Os índices de ações fecharam ontem com mais uma onda de vendas. O S&P 500 caiu 0,94%, o Nasdaq 100 despencou 1,02% e o Dow Jones Industrial Average caiu 0,83%.

Uma queda dramática de 8% no mercado acionário da Tailândia mais cedo hoje, que levou à suspensão das negociações, destacou como a escalada no Oriente Médio abalou o sentimento dos investidores. O movimento não foi totalmente surpreendente, dada a vulnerabilidade da economia tailandesa a choques externos, especialmente os relacionados aos preços da energia. A forte dependência do país de importações de petróleo o torna particularmente sensível a picos de preços impulsionados por conflitos geopolíticos.
A liquidação na Tailândia é apenas a ponta do iceberg. Os mercados asiáticos, de forma geral, estão sendo atingidos por uma ampla onda de vendas. Diante da crescente incerteza quanto à duração e às consequências do conflito entre Estados Unidos e Irã, os investidores estão retirando recursos de ativos de maior risco e buscando refúgio em instrumentos considerados mais seguros. Manchetes preocupantes vindas do Oriente Médio apagaram parte do otimismo impulsionado pela inteligência artificial, que antes sustentava os mercados asiáticos, forçando uma reavaliação das estratégias de investimento em direção a posições mais defensivas.
O que está se desenrolando ilustra como o conflito no Oriente Médio ampliou rapidamente seu impacto global. Economias que parecem distantes do epicentro estão sendo pressionadas por interrupções nas cadeias de suprimento, choques de preços e uma queda generalizada no apetite por risco. Eventos como esse evidenciam a interconexão da economia global e a rapidez com que uma crise geopolítica regional pode se transformar em um problema econômico de alcance mundial.
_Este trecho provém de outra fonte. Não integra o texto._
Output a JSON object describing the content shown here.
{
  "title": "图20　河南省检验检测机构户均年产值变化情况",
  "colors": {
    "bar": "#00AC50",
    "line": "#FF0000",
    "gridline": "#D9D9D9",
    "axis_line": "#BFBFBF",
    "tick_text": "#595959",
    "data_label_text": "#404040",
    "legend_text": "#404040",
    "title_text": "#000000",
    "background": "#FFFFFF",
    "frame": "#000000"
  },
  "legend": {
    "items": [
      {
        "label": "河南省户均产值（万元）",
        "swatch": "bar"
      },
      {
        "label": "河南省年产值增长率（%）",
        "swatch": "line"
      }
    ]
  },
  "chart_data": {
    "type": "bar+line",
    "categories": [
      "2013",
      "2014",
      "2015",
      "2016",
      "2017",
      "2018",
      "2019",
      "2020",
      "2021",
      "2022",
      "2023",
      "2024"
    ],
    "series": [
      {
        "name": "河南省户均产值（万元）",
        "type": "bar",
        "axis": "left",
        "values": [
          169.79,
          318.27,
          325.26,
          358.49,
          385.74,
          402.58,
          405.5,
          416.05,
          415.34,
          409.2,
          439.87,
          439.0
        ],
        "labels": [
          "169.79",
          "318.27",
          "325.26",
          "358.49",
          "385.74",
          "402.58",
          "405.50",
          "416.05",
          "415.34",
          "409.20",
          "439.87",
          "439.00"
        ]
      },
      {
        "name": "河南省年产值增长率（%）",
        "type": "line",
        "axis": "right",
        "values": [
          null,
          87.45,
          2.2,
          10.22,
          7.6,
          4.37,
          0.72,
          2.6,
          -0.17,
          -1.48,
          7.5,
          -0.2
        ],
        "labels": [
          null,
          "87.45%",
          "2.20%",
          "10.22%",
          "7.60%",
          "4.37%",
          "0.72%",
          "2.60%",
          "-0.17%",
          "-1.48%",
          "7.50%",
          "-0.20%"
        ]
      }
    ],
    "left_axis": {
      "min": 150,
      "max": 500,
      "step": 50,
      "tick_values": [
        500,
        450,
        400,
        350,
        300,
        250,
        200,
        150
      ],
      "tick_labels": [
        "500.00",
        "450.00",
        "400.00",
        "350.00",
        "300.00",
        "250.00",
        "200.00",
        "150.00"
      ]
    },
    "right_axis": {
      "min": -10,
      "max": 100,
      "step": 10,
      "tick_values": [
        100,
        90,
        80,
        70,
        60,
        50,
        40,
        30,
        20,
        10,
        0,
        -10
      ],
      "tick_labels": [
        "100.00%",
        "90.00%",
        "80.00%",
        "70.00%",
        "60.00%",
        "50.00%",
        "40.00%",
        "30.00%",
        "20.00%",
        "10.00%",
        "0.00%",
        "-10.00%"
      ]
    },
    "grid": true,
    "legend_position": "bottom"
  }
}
A alta dos preços da energia — consequência direta da escalada das tensões no Oriente Médio — alimentou imediatamente temores de uma nova onda inflacionária em todo o mundo. Esse impulso inflacionário, por sua vez, pode exercer pressão adicional sobre os mercados acionários na Europa e nos Estados Unidos. Diante da perspectiva de desvalorização de ativos e perda de poder de compra, os investidores tendem a reduzir a exposição ao risco, o que pode intensificar novas liquidações.
A situação é agravada pela postura hawkish da Reserva Federal. O banco central, apesar das possíveis implicações negativas para o mercado acionário, não demonstra sinais de flexibilização significativa da política monetária. Declarações recentes de autoridades do Fed reforçam a necessidade de manter as taxas de juros elevadas para conter a inflação. Esse compromisso com uma política restritiva exerce pressão direta sobre o mercado acionário, tornando investimentos mais conservadores, como títulos, relativamente mais atraentes. Essa dinâmica cria um ambiente desfavorável para uma recuperação das ações, ao limitar o impulso do dinheiro barato que normalmente sustenta os ralis do mercado.

Quanto à análise técnica do S&P 500, a tarefa dos compradores no curto prazo é superar o nível de resistência imediato de US$ 6.784 para ganhar um novo impulso de alta e abrir caminho para US$ 6.801. Ganhar controle de US$ 6.819 reforçaria ainda mais o cenário otimista. No lado negativo, os compradores devem defender a faixa de US$ 6.769. Uma quebra abaixo desse nível levaria o índice rapidamente de volta a US$ 6.756 e poderia abrir caminho para US$ 6.743.